Flamme
Le compte à rebours est lancé pour les candidats aux prochaines élections municipales qui auront lieu les 15 et 22 mars dans toutes les communes de France. Et pour ceux qui tentent encore en cette mi-janvier de constituer une liste, le temps presse puisqu’ils n’ont plus que jusqu’au 26 février pour la déposer en préfecture.
Dans le Haut-Doubs, en ce début d’année, ils sont encore nombreux à peiner pour boucler une liste. C’est surtout le cas dans les plus grosses communes où face au maire en place, souvent bien implanté, il est difficile de mobiliser assez de monde pour constituer une liste concurrente. À Morteau, plusieurs tentatives sont restées vaines. À Maîche, l’opposition n’avait pas encore réussi à boucler la sienne en ce début d’année et espérait y arriver assez tôt pour s’engager dans la campagne.
Ces difficultés, les candidats les rencontrent également dans de nombreuses petites communes, notamment celles qui comptent moins de 1 000 habitants et qui, pour la première fois, sont soumises comme leurs grandes sœurs à l’obligation de monter des listes complètes et respectant la parité hommes-femmes. Il y a enfin le cas de ces communes où les maires, lassés par la difficulté de la tâche ou par le manque de reconnaissance du travail accompli, décident de jeter l’éponge, sans que derrière eux une quelconque relève soit assurée. C’est le cas par exemple à Pierrefontaine-les-Varans, et dans de nombreuses autres communes où la lassitude a pris le pas sur l’envie.

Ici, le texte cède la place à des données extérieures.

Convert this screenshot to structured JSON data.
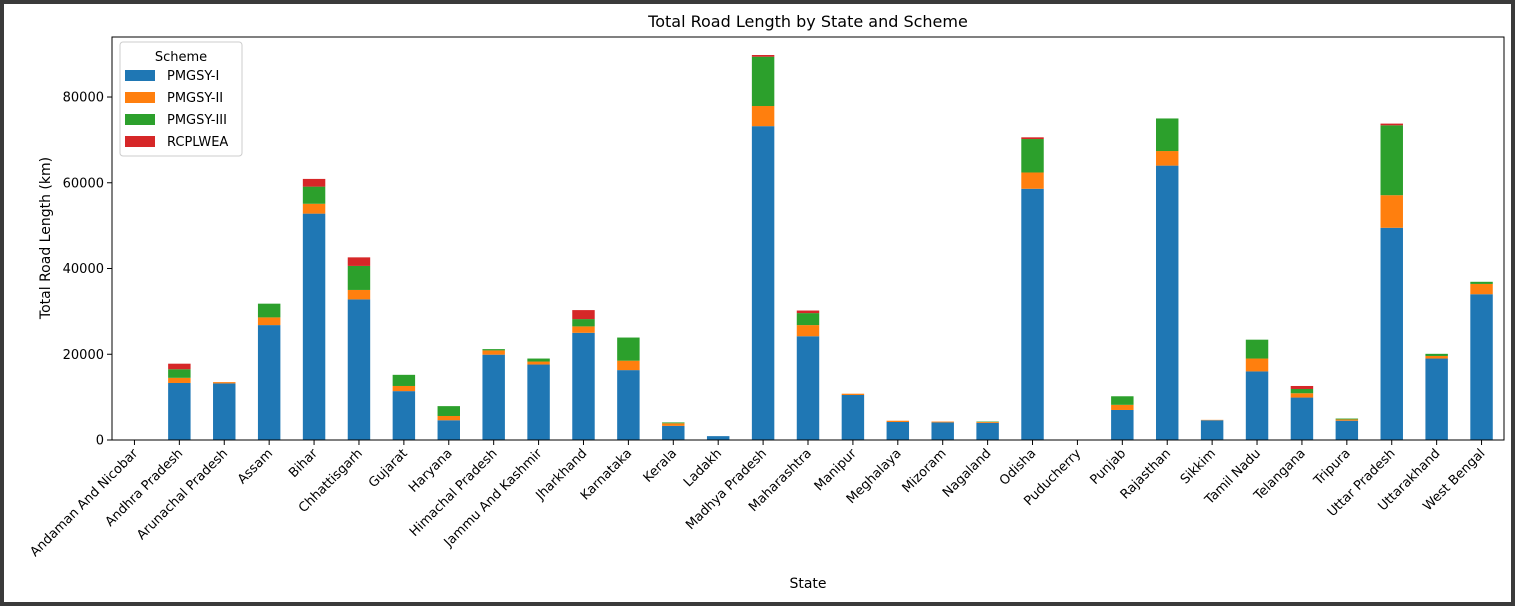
{
  "chart_data": {
    "type": "bar",
    "stacked": true,
    "title": "Total Road Length by State and Scheme",
    "xlabel": "State",
    "ylabel": "Total Road Length (km)",
    "ylim": [
      0,
      94000
    ],
    "yticks": [
      0,
      20000,
      40000,
      60000,
      80000
    ],
    "grid": false,
    "legend": {
      "title": "Scheme",
      "placement": "top-left"
    },
    "categories": [
      "Andaman And Nicobar",
      "Andhra Pradesh",
      "Arunachal Pradesh",
      "Assam",
      "Bihar",
      "Chhattisgarh",
      "Gujarat",
      "Haryana",
      "Himachal Pradesh",
      "Jammu And Kashmir",
      "Jharkhand",
      "Karnataka",
      "Kerala",
      "Ladakh",
      "Madhya Pradesh",
      "Maharashtra",
      "Manipur",
      "Meghalaya",
      "Mizoram",
      "Nagaland",
      "Odisha",
      "Puducherry",
      "Punjab",
      "Rajasthan",
      "Sikkim",
      "Tamil Nadu",
      "Telangana",
      "Tripura",
      "Uttar Pradesh",
      "Uttarakhand",
      "West Bengal"
    ],
    "series": [
      {
        "name": "PMGSY-I",
        "color": "#1f77b4",
        "values": [
          0,
          13300,
          13200,
          26800,
          52800,
          32800,
          11400,
          4600,
          19900,
          17600,
          25000,
          16300,
          3300,
          900,
          73200,
          24200,
          10500,
          4200,
          4100,
          4000,
          58600,
          0,
          7000,
          64000,
          4600,
          16000,
          9900,
          4500,
          49500,
          19000,
          34000
        ]
      },
      {
        "name": "PMGSY-II",
        "color": "#ff7f0e",
        "values": [
          0,
          1200,
          300,
          1800,
          2300,
          2200,
          1200,
          1000,
          1000,
          700,
          1500,
          2200,
          600,
          0,
          4700,
          2600,
          300,
          300,
          200,
          200,
          3800,
          0,
          1200,
          3400,
          100,
          3000,
          1000,
          300,
          7600,
          600,
          2400
        ]
      },
      {
        "name": "PMGSY-III",
        "color": "#2ca02c",
        "values": [
          0,
          2000,
          0,
          3200,
          4000,
          5600,
          2600,
          2300,
          300,
          700,
          1700,
          5400,
          200,
          0,
          11500,
          2800,
          0,
          0,
          0,
          100,
          7800,
          0,
          2000,
          7600,
          0,
          4400,
          1000,
          200,
          16300,
          500,
          500
        ]
      },
      {
        "name": "RCPLWEA",
        "color": "#d62728",
        "values": [
          0,
          1300,
          0,
          0,
          1800,
          2000,
          0,
          0,
          0,
          0,
          2100,
          0,
          0,
          0,
          400,
          600,
          0,
          0,
          0,
          0,
          400,
          0,
          0,
          0,
          0,
          0,
          700,
          0,
          400,
          0,
          0
        ]
      }
    ]
  }
}
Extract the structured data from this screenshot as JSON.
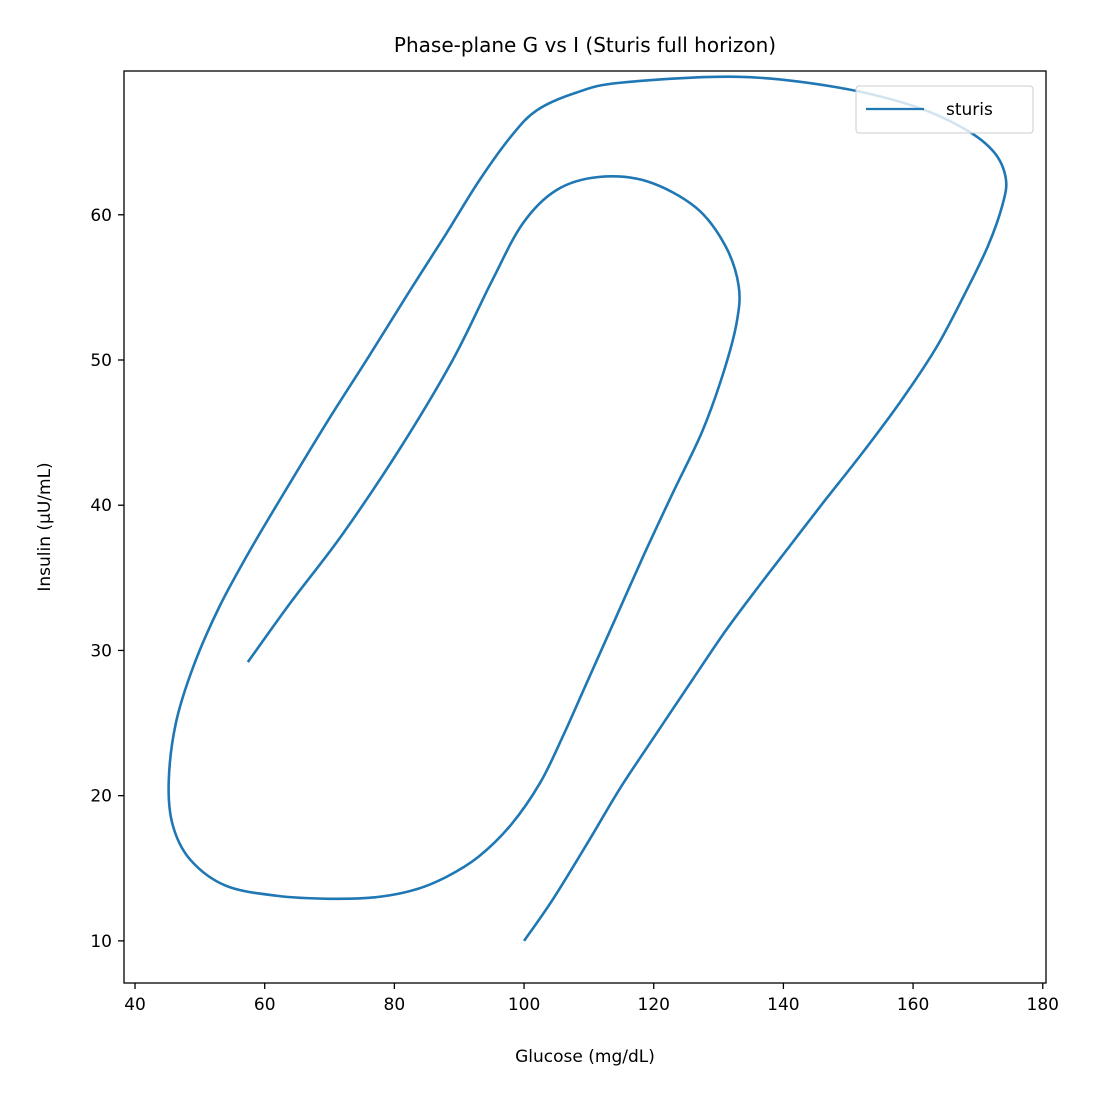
{
  "chart_data": {
    "type": "line",
    "title": "Phase-plane G vs I (Sturis full horizon)",
    "xlabel": "Glucose (mg/dL)",
    "ylabel": "Insulin (µU/mL)",
    "xlim": [
      38.3,
      180.5
    ],
    "ylim": [
      7.1,
      69.9
    ],
    "xticks": [
      40,
      60,
      80,
      100,
      120,
      140,
      160,
      180
    ],
    "xtick_labels": [
      "40",
      "60",
      "80",
      "100",
      "120",
      "140",
      "160",
      "180"
    ],
    "yticks": [
      10,
      20,
      30,
      40,
      50,
      60
    ],
    "ytick_labels": [
      "10",
      "20",
      "30",
      "40",
      "50",
      "60"
    ],
    "grid": false,
    "legend_position": "top-right",
    "series": [
      {
        "name": "sturis",
        "color": "#1f77b4",
        "x": [
          100.0,
          104.5,
          110.0,
          114.8,
          120.0,
          126.0,
          131.0,
          136.0,
          141.0,
          146.0,
          152.0,
          158.0,
          163.5,
          167.8,
          171.5,
          173.8,
          174.3,
          172.5,
          168.0,
          160.0,
          148.0,
          133.0,
          115.0,
          108.0,
          102.0,
          98.0,
          93.0,
          88.0,
          82.0,
          76.0,
          70.0,
          64.0,
          58.0,
          53.0,
          49.0,
          46.3,
          45.2,
          45.8,
          48.5,
          54.0,
          62.0,
          70.0,
          77.0,
          83.0,
          88.0,
          93.0,
          98.0,
          102.5,
          106.0,
          109.5,
          114.0,
          118.5,
          123.0,
          127.5,
          130.8,
          132.8,
          133.1,
          131.0,
          126.5,
          119.0,
          111.5,
          105.0,
          99.8,
          95.0,
          89.0,
          81.0,
          72.0,
          64.0,
          57.4
        ],
        "y": [
          10.0,
          12.9,
          16.9,
          20.5,
          24.0,
          28.0,
          31.3,
          34.3,
          37.2,
          40.1,
          43.5,
          47.1,
          50.8,
          54.4,
          57.8,
          60.7,
          62.5,
          64.3,
          65.9,
          67.5,
          68.8,
          69.5,
          69.1,
          68.4,
          67.2,
          65.4,
          62.3,
          58.7,
          54.5,
          50.2,
          46.0,
          41.6,
          37.1,
          33.0,
          28.9,
          25.0,
          21.0,
          18.0,
          15.6,
          13.8,
          13.1,
          12.9,
          13.0,
          13.5,
          14.4,
          15.8,
          18.0,
          20.9,
          24.1,
          27.6,
          32.1,
          36.6,
          40.9,
          45.1,
          49.2,
          52.6,
          55.1,
          57.9,
          60.5,
          62.3,
          62.6,
          61.7,
          59.4,
          55.4,
          50.0,
          44.0,
          38.0,
          33.3,
          29.2
        ]
      }
    ]
  }
}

Après un mandat 2020-2026 particulièrement éprouvant, qui a démarré sous la chape du Covid et qui a été ponctué par des crises à répétition (l’inflation, la crise financière, la guerre en Ukraine, la baisse des subventions de l’État…), certains maires lassés ont préféré lâcher la bride. Ils sont nombreux ainsi dans le Haut-Doubs à avoir pris cette décision après un mandat seulement, surpris ou débordés par l’ampleur de la tâche ou affaissés sous le poids des responsabilités qu’une fonction de maire exige au quotidien. Et ce ne sont pas les quelques avancées contenues dans la réforme du statut de l’élu local voté en fin d’année dernière qui pourra donner l’impulsion nécessaire à ceux qui hésitent à se lancer dans la fonction de maire. Certes, leur rémunération est revue un peu à la hausse, certes ce statut leur apporte une meilleure protection contre les violences, certes ils bénéficieront dorénavant d’une meilleure formation. Pas sûr pour autant que cela suffise à rallumer la flamme de l’engagement.